Bug 1278390

Summary:	Data Tiering:Regression:Detach tier commit is passing when detach tier is in progress
Product:	[Red Hat Storage] Red Hat Gluster Storage	Reporter:	Vivek Agarwal <vagarwal>
Component:	tier	Assignee:	Dan Lambright <dlambrig>
Status:	CLOSED ERRATA	QA Contact:	Bhaskarakiran <byarlaga>
Severity:	urgent	Docs Contact:
Priority:	urgent
Version:	rhgs-3.1	CC:	amukherj, asrivast, byarlaga, dlambrig, mzywusko, nchilaka, rhs-bugs, sankarshan, storage-qa-internal
Target Milestone:	---	Keywords:	ZStream
Target Release:	RHGS 3.1.2
Hardware:	Unspecified
OS:	Unspecified
Whiteboard:
Fixed In Version:	glusterfs-3.7.5-7	Doc Type:	Bug Fix
Doc Text:		Story Points:	---
Clone Of:	1264441	Environment:
Last Closed:	2016-03-01 05:52:28 UTC	Type:	Bug
Regression:	---	Mount Type:	---
Documentation:	---	CRM:
Verified Versions:		Category:	---
oVirt Team:	---	RHEL 7.3 requirements from Atomic Host:
Cloudforms Team:	---	Target Upstream Version:
Embargoed:
Bug Depends On:	1264441, 1279637
Bug Blocks:	1260783, 1260923

Description Vivek Agarwal 2015-11-05 11:39:09 UTC

+++ This bug was initially created as a clone of Bug #1264441 +++

when detach tier is in progress, detach tier commit must not be allowed.
This was working well previously. This means it is a regression,
Could be due to fix for bz#1259694


glusterfs-server-3.7.4-0.33.git1d02d4b.el7.centos.x86_64


Steps to Reproduce:
====================
1.create a volume, start it and attac tier to vol  and create lot of data on hot tier
2.now issue a detach-tier <vname> start
3. While it is in progress,issue a detach-tier <vname> commit

--- Additional comment from nchilaka on 2015-09-18 09:21:39 EDT ---

this wasfound during automation of qe scripts

--- Additional comment from Dan Lambright on 2015-09-30 15:36:21 EDT ---

have done a RCA on this and will begin working on a fix.

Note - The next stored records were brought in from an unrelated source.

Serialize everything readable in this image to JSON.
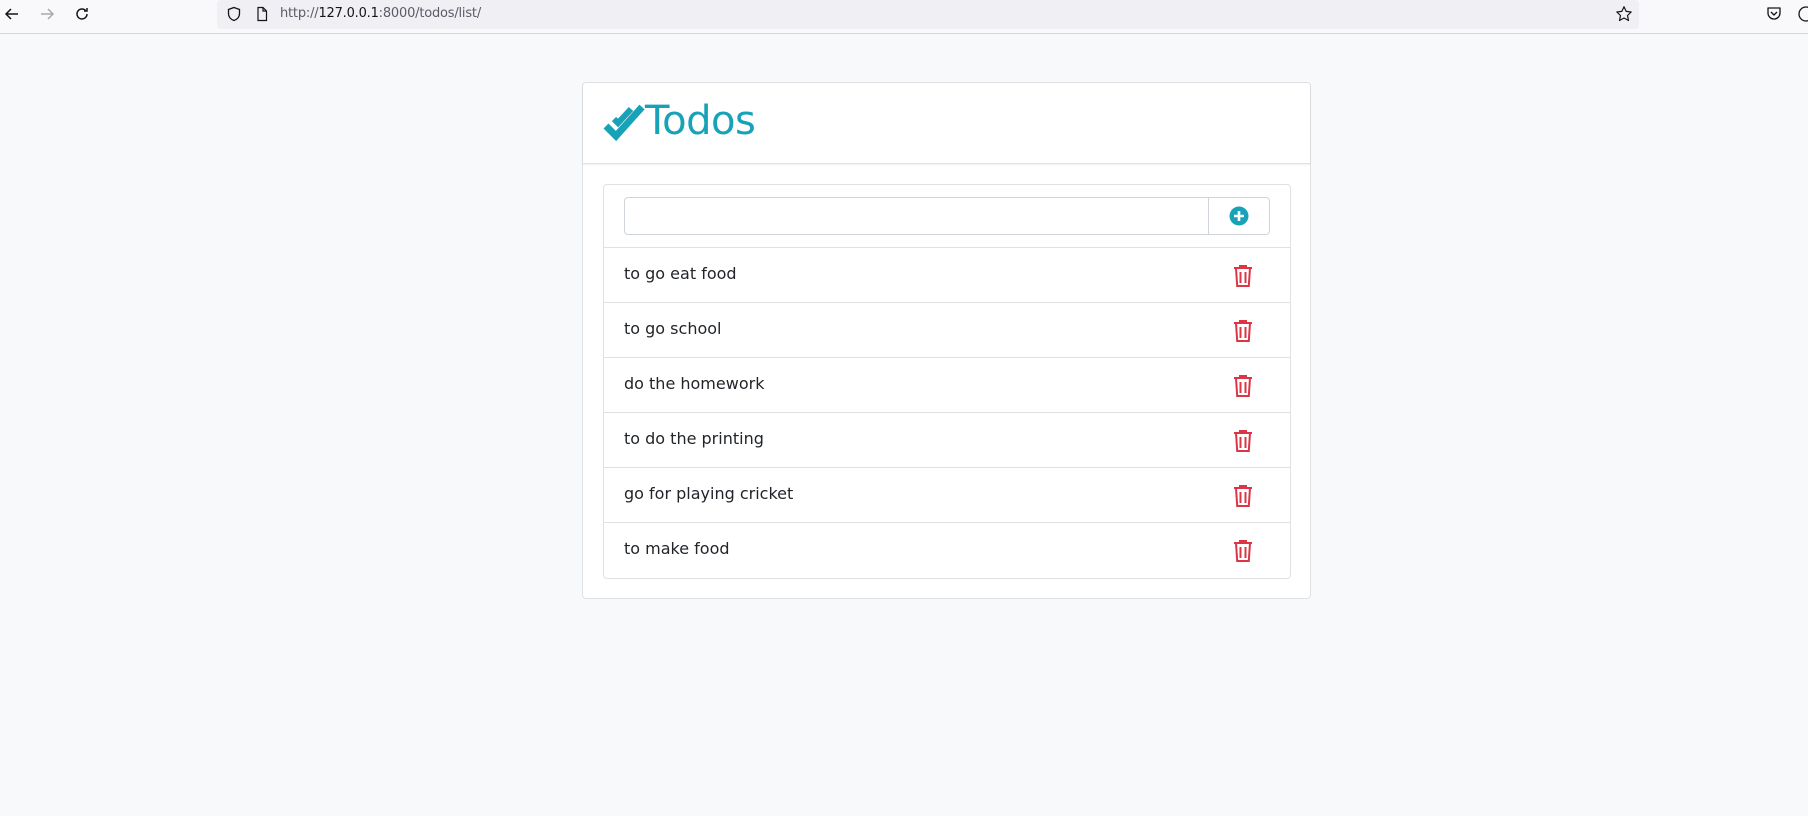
{
  "browser": {
    "url_prefix": "http://",
    "url_host": "127.0.0.1",
    "url_rest": ":8000/todos/list/"
  },
  "app": {
    "title": "Todos",
    "accent_color": "#17a2b8",
    "delete_color": "#dc3545"
  },
  "add_form": {
    "input_value": "",
    "add_icon": "plus-circle-icon"
  },
  "todos": [
    {
      "text": "to go eat food"
    },
    {
      "text": "to go school"
    },
    {
      "text": "do the homework"
    },
    {
      "text": "to do the printing"
    },
    {
      "text": "go for playing cricket"
    },
    {
      "text": "to make food"
    }
  ]
}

--- Additional comment from Dan Lambright on 2015-10-01 11:14:45 EDT ---

submitted fix 12272

--- Additional comment from Vijay Bellur on 2015-10-28 12:44:33 EDT ---

REVIEW: http://review.gluster.org/12272 (cluster/tier: migration daemon incorrectly signals detach tier done) posted (#3) for review on release-3.7 by Dan Lambright (dlambrig)

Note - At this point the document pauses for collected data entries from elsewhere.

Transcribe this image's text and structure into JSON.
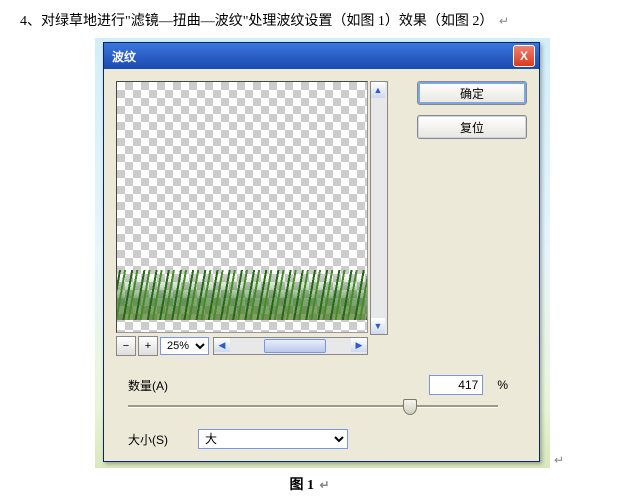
{
  "caption_top": "4、对绿草地进行\"滤镜—扭曲—波纹\"处理波纹设置（如图 1）效果（如图 2）",
  "caption_bottom": "图 1",
  "return_mark": "↵",
  "dialog": {
    "title": "波纹",
    "close": "X",
    "ok_label": "确定",
    "reset_label": "复位",
    "zoom": {
      "minus": "−",
      "plus": "+",
      "value": "25%"
    },
    "amount": {
      "label": "数量(A)",
      "value": "417",
      "unit": "%"
    },
    "size": {
      "label": "大小(S)",
      "value": "大"
    }
  }
}
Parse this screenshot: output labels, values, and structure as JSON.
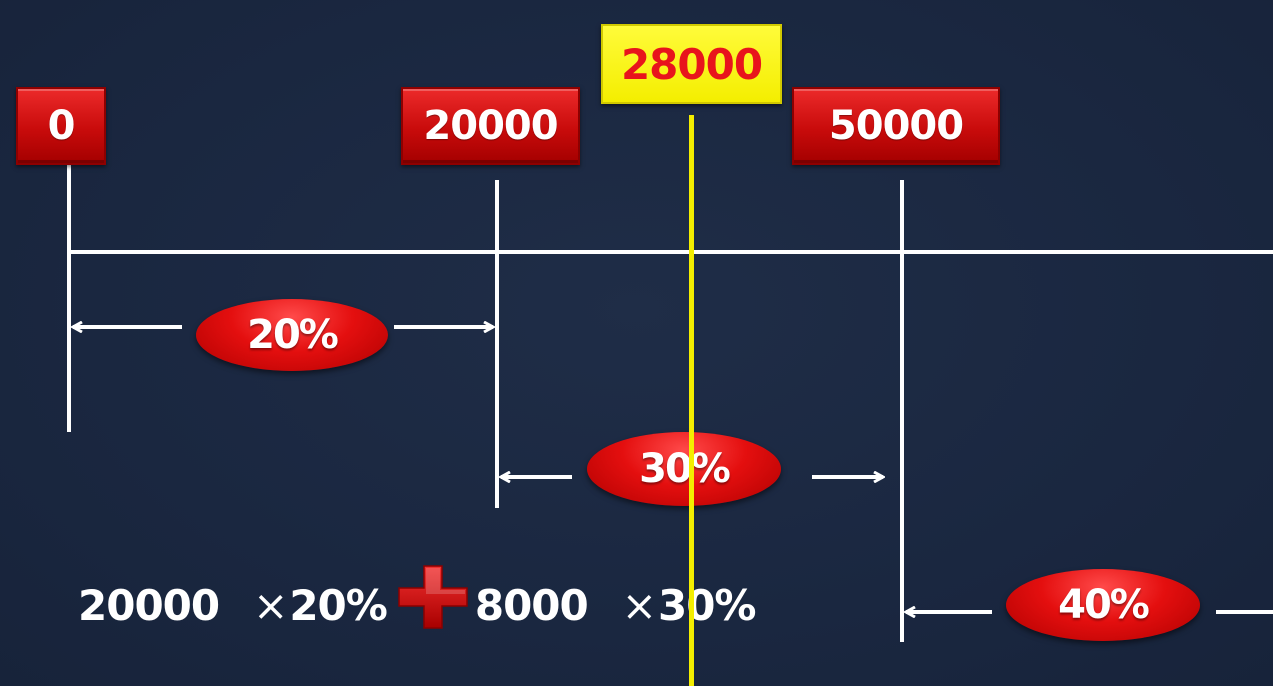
{
  "markers": {
    "zero": "0",
    "twenty_thousand": "20000",
    "fifty_thousand": "50000",
    "income": "28000"
  },
  "rates": {
    "bracket1": "20%",
    "bracket2": "30%",
    "bracket3": "40%"
  },
  "formula": {
    "amount1": "20000",
    "times1": "×",
    "rate1": "20%",
    "amount2": "8000",
    "times2": "×",
    "rate2": "30%"
  },
  "colors": {
    "background": "#1a2740",
    "marker_red": "#c80b0b",
    "highlight_yellow": "#f4ee00",
    "highlight_text": "#e8141c",
    "line": "#ffffff"
  }
}
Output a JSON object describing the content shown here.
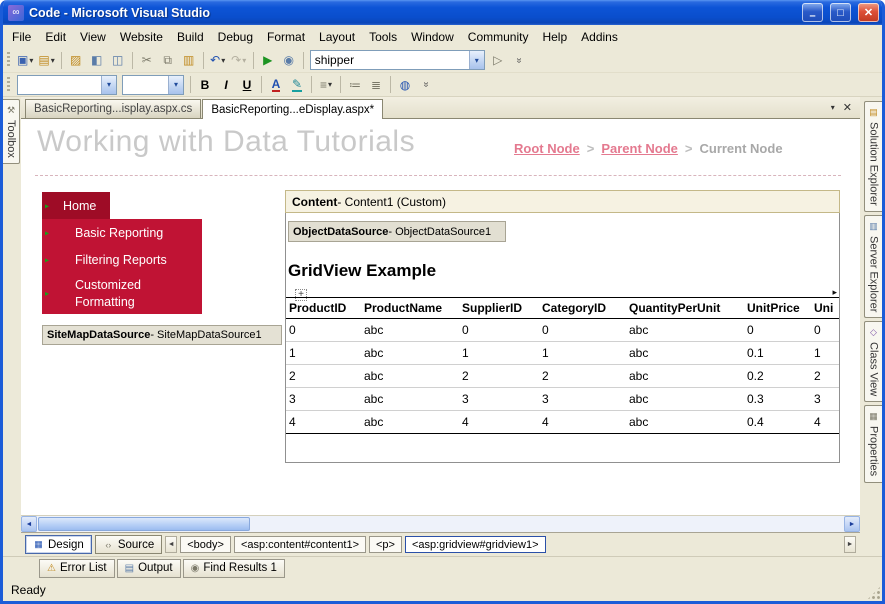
{
  "colors": {
    "chrome_bg": "#ECE9D8",
    "titlebar_blue": "#0A50D2",
    "nav_home_bg": "#9E0C26",
    "nav_item_bg": "#C01334",
    "link_pink": "#E4798F",
    "muted_heading": "#C9C9C9",
    "content_bar_bg": "#F6F2E2",
    "selection_blue": "#2B50A8"
  },
  "titlebar": {
    "title": "Code - Microsoft Visual Studio"
  },
  "menu": {
    "items": [
      "File",
      "Edit",
      "View",
      "Website",
      "Build",
      "Debug",
      "Format",
      "Layout",
      "Tools",
      "Window",
      "Community",
      "Help",
      "Addins"
    ]
  },
  "toolbars": {
    "standard": {
      "combo_value": "shipper"
    },
    "formatting": {
      "font_name": "",
      "font_size": "",
      "bold": "B",
      "italic": "I",
      "underline": "U",
      "font_color": "A"
    }
  },
  "icons": {
    "vs_logo": "∞",
    "minimize": "–",
    "maximize": "□",
    "close": "✕",
    "new_project": "▣",
    "add_item": "▤",
    "open_file": "▨",
    "save": "◧",
    "save_all": "◫",
    "cut": "✂",
    "copy": "⧉",
    "paste": "▥",
    "undo": "↶",
    "redo": "↷",
    "start_debug": "▶",
    "find_in_files": "◉",
    "data_preview": "▷",
    "dropdown": "▾",
    "overflow": "»",
    "highlight": "✎",
    "align": "≡",
    "bullet_list": "≔",
    "numbered_list": "≣",
    "hyperlink": "◍",
    "toolbox": "⚒",
    "solution_explorer": "▤",
    "server_explorer": "▥",
    "class_view": "◇",
    "properties": "▦",
    "tab_list": "▾",
    "tab_close": "✕",
    "scroll_left": "◄",
    "scroll_right": "►",
    "move_handle": "+",
    "smart_tag": "▸",
    "error_list": "⚠",
    "output": "▤",
    "find_results": "◉",
    "design_view": "▦",
    "source_view": "‹›"
  },
  "doc_tabs": {
    "tab1": "BasicReporting...isplay.aspx.cs",
    "tab2": "BasicReporting...eDisplay.aspx*"
  },
  "left_panel": {
    "toolbox_label": "Toolbox"
  },
  "right_panel": {
    "tabs": [
      "Solution Explorer",
      "Server Explorer",
      "Class View",
      "Properties"
    ]
  },
  "design": {
    "page_heading": "Working with Data Tutorials",
    "breadcrumb": {
      "root": "Root Node",
      "sep": ">",
      "parent": "Parent Node",
      "current": "Current Node"
    },
    "nav": {
      "items": [
        "Home",
        "Basic Reporting",
        "Filtering Reports",
        "Customized Formatting"
      ]
    },
    "sitemap_datasource": {
      "name": "SiteMapDataSource",
      "suffix": " - SiteMapDataSource1"
    },
    "content_header": {
      "name": "Content",
      "suffix": " - Content1 (Custom)"
    },
    "object_datasource": {
      "name": "ObjectDataSource",
      "suffix": " - ObjectDataSource1"
    },
    "gridview_heading": "GridView Example",
    "gridview": {
      "columns": [
        "ProductID",
        "ProductName",
        "SupplierID",
        "CategoryID",
        "QuantityPerUnit",
        "UnitPrice",
        "Uni"
      ],
      "rows": [
        [
          "0",
          "abc",
          "0",
          "0",
          "abc",
          "0",
          "0"
        ],
        [
          "1",
          "abc",
          "1",
          "1",
          "abc",
          "0.1",
          "1"
        ],
        [
          "2",
          "abc",
          "2",
          "2",
          "abc",
          "0.2",
          "2"
        ],
        [
          "3",
          "abc",
          "3",
          "3",
          "abc",
          "0.3",
          "3"
        ],
        [
          "4",
          "abc",
          "4",
          "4",
          "abc",
          "0.4",
          "4"
        ]
      ]
    }
  },
  "viewbar": {
    "design_label": "Design",
    "source_label": "Source",
    "tags": [
      "<body>",
      "<asp:content#content1>",
      "<p>",
      "<asp:gridview#gridview1>"
    ]
  },
  "bottom_tabs": {
    "error_list": "Error List",
    "output": "Output",
    "find_results": "Find Results 1"
  },
  "statusbar": {
    "text": "Ready"
  }
}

--- Additional comment from Vijay Bellur on 2015-10-28 16:31:24 EDT ---

REVIEW: http://review.gluster.org/12272 (cluster/tier: Disallow detach commit when detach in progress) posted (#4) for review on release-3.7 by Dan Lambright (dlambrig)

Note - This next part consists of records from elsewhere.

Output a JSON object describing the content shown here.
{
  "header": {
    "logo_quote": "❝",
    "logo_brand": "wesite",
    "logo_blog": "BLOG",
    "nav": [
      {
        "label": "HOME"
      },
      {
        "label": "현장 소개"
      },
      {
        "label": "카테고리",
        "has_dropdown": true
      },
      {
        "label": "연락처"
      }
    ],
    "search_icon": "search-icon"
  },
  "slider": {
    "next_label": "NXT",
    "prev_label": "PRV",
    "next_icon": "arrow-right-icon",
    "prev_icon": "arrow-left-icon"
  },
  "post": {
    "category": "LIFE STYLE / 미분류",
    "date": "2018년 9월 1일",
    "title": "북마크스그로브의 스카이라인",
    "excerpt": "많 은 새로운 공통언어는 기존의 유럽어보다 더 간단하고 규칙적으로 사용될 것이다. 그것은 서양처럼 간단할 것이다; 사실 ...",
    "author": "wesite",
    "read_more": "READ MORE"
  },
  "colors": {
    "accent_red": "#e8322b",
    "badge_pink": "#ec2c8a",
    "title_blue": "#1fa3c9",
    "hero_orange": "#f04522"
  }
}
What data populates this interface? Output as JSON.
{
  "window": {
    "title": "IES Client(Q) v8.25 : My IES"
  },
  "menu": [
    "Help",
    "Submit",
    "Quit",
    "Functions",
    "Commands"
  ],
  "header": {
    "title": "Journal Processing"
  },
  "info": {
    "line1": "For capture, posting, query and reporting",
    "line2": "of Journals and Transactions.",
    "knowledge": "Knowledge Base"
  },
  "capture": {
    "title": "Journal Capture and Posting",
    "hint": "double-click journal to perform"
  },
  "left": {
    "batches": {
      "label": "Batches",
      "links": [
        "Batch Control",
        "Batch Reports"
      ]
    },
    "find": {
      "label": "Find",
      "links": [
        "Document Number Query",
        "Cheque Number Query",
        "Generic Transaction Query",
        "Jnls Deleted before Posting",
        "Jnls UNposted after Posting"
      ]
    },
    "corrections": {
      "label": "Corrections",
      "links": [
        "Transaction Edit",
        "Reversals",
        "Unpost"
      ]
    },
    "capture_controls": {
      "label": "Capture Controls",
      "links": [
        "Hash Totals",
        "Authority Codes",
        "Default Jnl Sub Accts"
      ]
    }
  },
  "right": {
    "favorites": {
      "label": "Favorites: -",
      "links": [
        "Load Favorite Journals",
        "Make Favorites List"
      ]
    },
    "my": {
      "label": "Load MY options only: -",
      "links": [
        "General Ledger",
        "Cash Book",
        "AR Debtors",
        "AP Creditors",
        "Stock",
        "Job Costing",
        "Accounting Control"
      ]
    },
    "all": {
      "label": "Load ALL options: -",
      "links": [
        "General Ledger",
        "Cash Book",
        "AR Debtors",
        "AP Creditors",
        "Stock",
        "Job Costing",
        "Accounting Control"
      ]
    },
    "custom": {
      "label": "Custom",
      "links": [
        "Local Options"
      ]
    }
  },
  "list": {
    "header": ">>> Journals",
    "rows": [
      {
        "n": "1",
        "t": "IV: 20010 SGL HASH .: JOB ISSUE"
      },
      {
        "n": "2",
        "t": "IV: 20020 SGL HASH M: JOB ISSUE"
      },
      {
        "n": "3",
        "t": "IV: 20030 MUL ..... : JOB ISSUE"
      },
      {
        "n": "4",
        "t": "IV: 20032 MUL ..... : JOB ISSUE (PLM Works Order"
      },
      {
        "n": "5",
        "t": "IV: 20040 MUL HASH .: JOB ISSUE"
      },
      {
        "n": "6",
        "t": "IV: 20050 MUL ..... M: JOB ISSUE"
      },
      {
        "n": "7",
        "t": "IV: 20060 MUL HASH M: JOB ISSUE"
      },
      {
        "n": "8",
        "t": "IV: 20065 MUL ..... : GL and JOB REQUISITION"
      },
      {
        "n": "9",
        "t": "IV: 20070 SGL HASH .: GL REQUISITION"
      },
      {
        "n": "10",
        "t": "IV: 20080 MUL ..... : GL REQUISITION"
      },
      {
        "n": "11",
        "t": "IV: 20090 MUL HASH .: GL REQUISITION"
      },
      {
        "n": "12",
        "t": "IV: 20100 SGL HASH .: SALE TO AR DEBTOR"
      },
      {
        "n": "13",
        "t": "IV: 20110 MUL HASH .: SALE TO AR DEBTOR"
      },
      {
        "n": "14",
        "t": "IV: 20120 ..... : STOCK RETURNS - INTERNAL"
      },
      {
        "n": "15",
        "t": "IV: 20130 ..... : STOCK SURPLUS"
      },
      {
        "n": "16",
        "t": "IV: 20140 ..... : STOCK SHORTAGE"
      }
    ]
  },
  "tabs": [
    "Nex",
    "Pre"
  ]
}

Comment 3 Bhaskarakiran 2015-11-17 12:30:43 UTC

Check this on 3.7.5-6 build. If detach-tier is done from the node where the scan is complete, commit is successful though other node is in progress. If detach-tier is done from the node where scan is in progress, correct error message is shown and detach-tier fails. Moving back the bug.



[root@transformers yum.repos.d]# gluster v detach-tier vol1 status
                                    Node Rebalanced-files          size       scanned      failures       skipped               status   run time in secs
                               ---------      -----------   -----------   -----------   -----------   -----------         ------------     --------------
                               localhost                0        0Bytes        116983             0             0            completed             600.00
                                   ninja                0        0Bytes             0             0             0          in progress               0.00
[root@transformers yum.repos.d]# gluster v detach-tier vol1 commit
Removing tier can result in data loss. Do you want to Continue? (y/n) y
volume detach-tier commit: success
Check the detached bricks to ensure all files are migrated.
If files with data are found on the brick path, copy them via a gluster mount point before re-purposing the removed brick. 
[root@transformers yum.repos.d]#

Comment 4 Atin Mukherjee 2015-11-23 16:39:18 UTC

Bhaskar,

Some back ground before I get into the real business on this:

Detach start & commit follows sync-op framework in GlusterD where in every phase GlusterD accumulates responses of all the nodes and then decide whether to proceed or fail. The validation what we are talking about here is in staging phase and even if in the local node if detach operation is complete where as in other nodes its not, as a whole the command would fail, that's the guarantee what sync-op framework brings in.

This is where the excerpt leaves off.